La question n'est pas idéologique : elle est opérationnelle. Un professionnel qui confie des données de tiers à un service dont l'économie repose sur l'exploitation de ces données prend une décision déontologiquement difficile à expliquer au client. Que cette décision soit courante ne la rend pas correcte. Que l'outil soit populaire ne résout pas la question de la base juridique.

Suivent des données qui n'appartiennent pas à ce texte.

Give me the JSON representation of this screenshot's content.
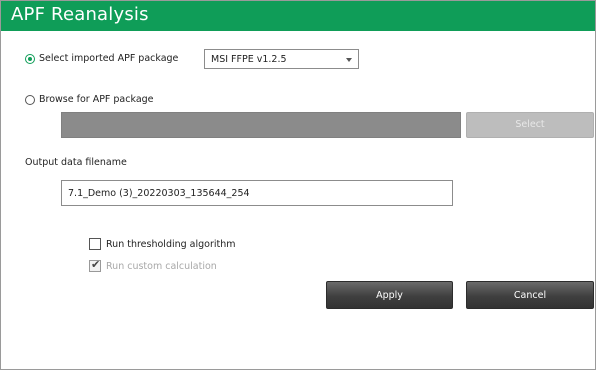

« Si vous ne comprenez pas le business, méfiez-vous » est une phrase populaire qui circule sur Internet depuis une décennie. Comme la plupart des phrases populaires, elle a sa part de vérité et sa part de simplification. La version analytique de la même idée est la suivante : le modèle économique de tout service détermine, avec une fiabilité assez grande et au fil du temps, ce que ce service fera des données que vous lui confiez. Ce ne sera pas toujours mal. Ce ne sera pas toujours pire. Mais ce sera différent selon le modèle. Et un professionnel qui choisit des outils pour des données qui ne sont pas les siennes doit comprendre ce « différent » avant de choisir.

Sources et lectures complémentaires

  • Règlement (UE) 2016/679, article 6 — bases juridiques du traitement des données à caractère personnel. La finalité déclarée lie le traitement et en limite l'usage ultérieur.
  • Règlement (UE) 2016/679, article 28 — sous-traitant. Régime applicable aux fournisseurs technologiques qui traitent des données pour le compte du responsable professionnel.
  • Zuboff, S. — The Age of Surveillance Capitalism: The Fight for a Human Future at the New Frontier of Power (PublicAffairs, 2019). Analyse systématique du modèle économique basé sur la capture et l'exploitation du comportement.
  • Reddit, Inc. — Formulaire S-1 présenté à la SEC le 22 février 2024, enregistrant l'introduction en bourse de mars 2024. Documentation publique de changement de modèle.
  • Règlement (UE) 2022/1925 sur les marchés numériques (DMA) — obligations de transparence commerciale pour les contrôleurs d'accès désignés, applicable depuis mai 2023.